Monday, October 21, 2013

It's Official: The US Goes Full-on George Costanza

The Seinfeld fans out there will remember the episode where George Costanza decided to just give up. Rather than watch his weight or care about his appearance, he decided to wear sweat pants all the time and skip other necessary hygienic activities. Well the US has just decided to stop shaving, bathing, and has purchased the largest pair of sweatpants the world has ever seen.

While we're all celebrating the end of the government shutdown, there is one bit of information that I haven't seen reported anywhere in the news. A provision (named the Default Prevention Act of 2013) is buried within the Continuing Appropriations Act of 2014 that gives the President the ability to unilaterally waive the debt ceiling limit.  Although Congress can override the President's move to lift the debt ceiling entirely, it would take a 2/3 majority in both Houses of Congress to block the action.  That just would not be possible for all practical purposes. Whether you are a Republican or Democrat (or, like me, have little use for either), this provision has chilling implications.

When I first saw the news that a deal had been reached, I spent time scouring the Internet to see if I could find out the new debt ceiling limit - i.e. how much more deficit spending could occur between now and February 7, the next drop-dead date.  I could not find any numbers.  Now I know why.

It looks to me, based on reading the Bill, that the Senate slipped the provision into the legislation at a late stage in the game, when they realized that the Republicans had caved in and the world was begging the government to avoid default.  I would bet a lot of money that most if not 90% of the Congressmen who voted "yes" on the Bill didn't even know that the provision was in there. 

In addition to this, there is no specified limitation on the amount of debt that can be issued between now and February 7th, when supposedly Congress reconvenes to vote on extending the debt ceiling limit.  But now it appears as if February 7th is a meaningless date. So now we have legislatively officially entered the realm of unlimited debt, unlimited QE, and interest rate and dollar instability.

In essence, while most people feel a sense of relief over the passage of the Bill enabling to government to pile on even more debt, the cold reality is that the legislation is a ticking time bomb for the U.S. dollar and it sets up the next stage of systemic collapse (or reset, choose your poison).

The truth is, the U.S. political and economic system is now akin to a runaway freight train in which the brakes have failed and it's headed toward a gorge where the bridge has collapsed. At this point, It would take a 30%-40% contraction in GDP to restore the annual budget to balance. Five years ago it would have taken a 20% GDP contraction. At the end of 1999, it would have required a 10% GDP contraction. As time goes on, we are accelerating more rapidly from a point where we could have fixed this problem with a minimum of pain. Our leaders have simply decided that it is better to just give up on fixing the problem and are hoping the charade lasts until they're retired and gone.

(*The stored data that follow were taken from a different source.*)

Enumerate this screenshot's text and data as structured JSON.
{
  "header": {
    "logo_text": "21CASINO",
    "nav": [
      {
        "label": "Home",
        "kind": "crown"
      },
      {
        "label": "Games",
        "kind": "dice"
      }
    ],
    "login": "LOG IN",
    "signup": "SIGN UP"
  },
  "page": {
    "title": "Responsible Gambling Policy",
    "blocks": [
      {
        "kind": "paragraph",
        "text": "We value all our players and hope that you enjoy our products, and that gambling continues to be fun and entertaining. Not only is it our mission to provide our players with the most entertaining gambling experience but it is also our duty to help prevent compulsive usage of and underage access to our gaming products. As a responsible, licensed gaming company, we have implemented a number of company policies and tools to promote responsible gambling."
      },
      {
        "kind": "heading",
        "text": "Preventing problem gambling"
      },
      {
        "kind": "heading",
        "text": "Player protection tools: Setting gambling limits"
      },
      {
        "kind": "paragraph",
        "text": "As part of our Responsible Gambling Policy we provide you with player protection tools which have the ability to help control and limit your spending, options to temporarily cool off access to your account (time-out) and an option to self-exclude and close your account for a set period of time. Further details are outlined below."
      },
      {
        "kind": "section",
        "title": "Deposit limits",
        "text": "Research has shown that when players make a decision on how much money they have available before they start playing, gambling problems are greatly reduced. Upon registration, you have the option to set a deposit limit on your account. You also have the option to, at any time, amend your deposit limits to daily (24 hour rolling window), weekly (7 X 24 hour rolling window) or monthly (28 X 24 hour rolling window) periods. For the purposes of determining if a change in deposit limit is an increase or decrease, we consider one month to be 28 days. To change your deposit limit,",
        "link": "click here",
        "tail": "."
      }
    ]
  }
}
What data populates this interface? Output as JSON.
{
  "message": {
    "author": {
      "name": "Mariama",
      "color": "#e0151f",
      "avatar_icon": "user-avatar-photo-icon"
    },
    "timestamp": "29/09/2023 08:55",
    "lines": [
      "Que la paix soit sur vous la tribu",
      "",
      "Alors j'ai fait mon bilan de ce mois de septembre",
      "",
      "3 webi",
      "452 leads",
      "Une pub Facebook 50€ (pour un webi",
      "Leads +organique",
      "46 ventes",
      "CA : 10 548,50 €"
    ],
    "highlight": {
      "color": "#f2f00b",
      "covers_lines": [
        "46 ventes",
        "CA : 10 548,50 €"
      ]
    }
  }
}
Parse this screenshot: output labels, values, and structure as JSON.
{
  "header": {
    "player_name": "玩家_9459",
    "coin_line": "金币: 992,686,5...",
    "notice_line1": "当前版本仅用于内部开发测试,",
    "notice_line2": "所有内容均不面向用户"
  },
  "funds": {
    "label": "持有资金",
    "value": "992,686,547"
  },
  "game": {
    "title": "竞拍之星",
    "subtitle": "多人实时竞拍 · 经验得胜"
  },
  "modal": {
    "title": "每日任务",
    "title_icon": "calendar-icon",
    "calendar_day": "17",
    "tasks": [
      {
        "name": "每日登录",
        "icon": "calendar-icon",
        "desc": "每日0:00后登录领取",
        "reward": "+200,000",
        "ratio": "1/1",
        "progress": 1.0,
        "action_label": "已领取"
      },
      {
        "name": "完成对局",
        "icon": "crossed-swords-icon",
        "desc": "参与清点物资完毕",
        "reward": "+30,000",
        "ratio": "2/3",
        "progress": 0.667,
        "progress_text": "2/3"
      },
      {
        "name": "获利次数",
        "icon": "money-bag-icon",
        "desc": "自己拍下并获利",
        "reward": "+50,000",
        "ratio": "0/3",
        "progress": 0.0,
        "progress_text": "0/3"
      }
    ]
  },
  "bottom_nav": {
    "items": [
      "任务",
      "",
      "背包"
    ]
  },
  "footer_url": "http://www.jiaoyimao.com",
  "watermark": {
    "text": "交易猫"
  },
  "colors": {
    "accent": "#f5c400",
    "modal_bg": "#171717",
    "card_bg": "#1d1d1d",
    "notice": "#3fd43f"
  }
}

  1. Where's Kramer when we need him...
    Holy shit, the country is in the hands of imbeciles. When we go down, we'll take the rest of the world with us...if that's any consolation. So there will be no place to run and "hide."
    Box Canyon Mark

  2. It took a minute or two to load this website's homepage, even though I have a fast internet connection, and am having no problem loading other webpages in 3 seconds. Are other readers having the same problem? I hope this comment is useful.

    1. It may have been the big masthead photo. I changed the picture and it seems to load faster now.

  3. With the global economy the question almost seems disingenuous, but....any suggestions for where to run to? Last summer I met a former academician who was enjoying the low rent and fresh fruit available in the highlands (1,550 ft) above the canal in Panama. Also noted the positive reviews of La Libertad, Ecuador on Yahoo a few weeks ago. I plan to spend next summer checking out Montreal and Quebec, but I'm a cold wuss and need a warm wintering spot.

    1. What to do to protect yourself and your family is probably more important than where to go. Ironically, the US is probably a better "where" than other countries. The problem with going expat is that you are living in a country as a non-citizen. When social or financial challenges hit, any country will first help its own citizens before those non-citizens living in the country. In a worst case scenario, the non-citizens will face one form of dicrimination or another. In addition, for all of our faults, the culture of freedom and government practiced in the US is better than just about anywhere else (and I've looked hard at living/retiring in places such as Canada, Mexico, New Zealand, Australia). If you are not a debt slave to the banks and live somewhere you can be somewhat self-sufficient, are surrounded by good, dependable neighbors, and can enjoy life, then you are in about the best position you can be in for any financial or social turmoil. People living in this way have survived most problems throughout history.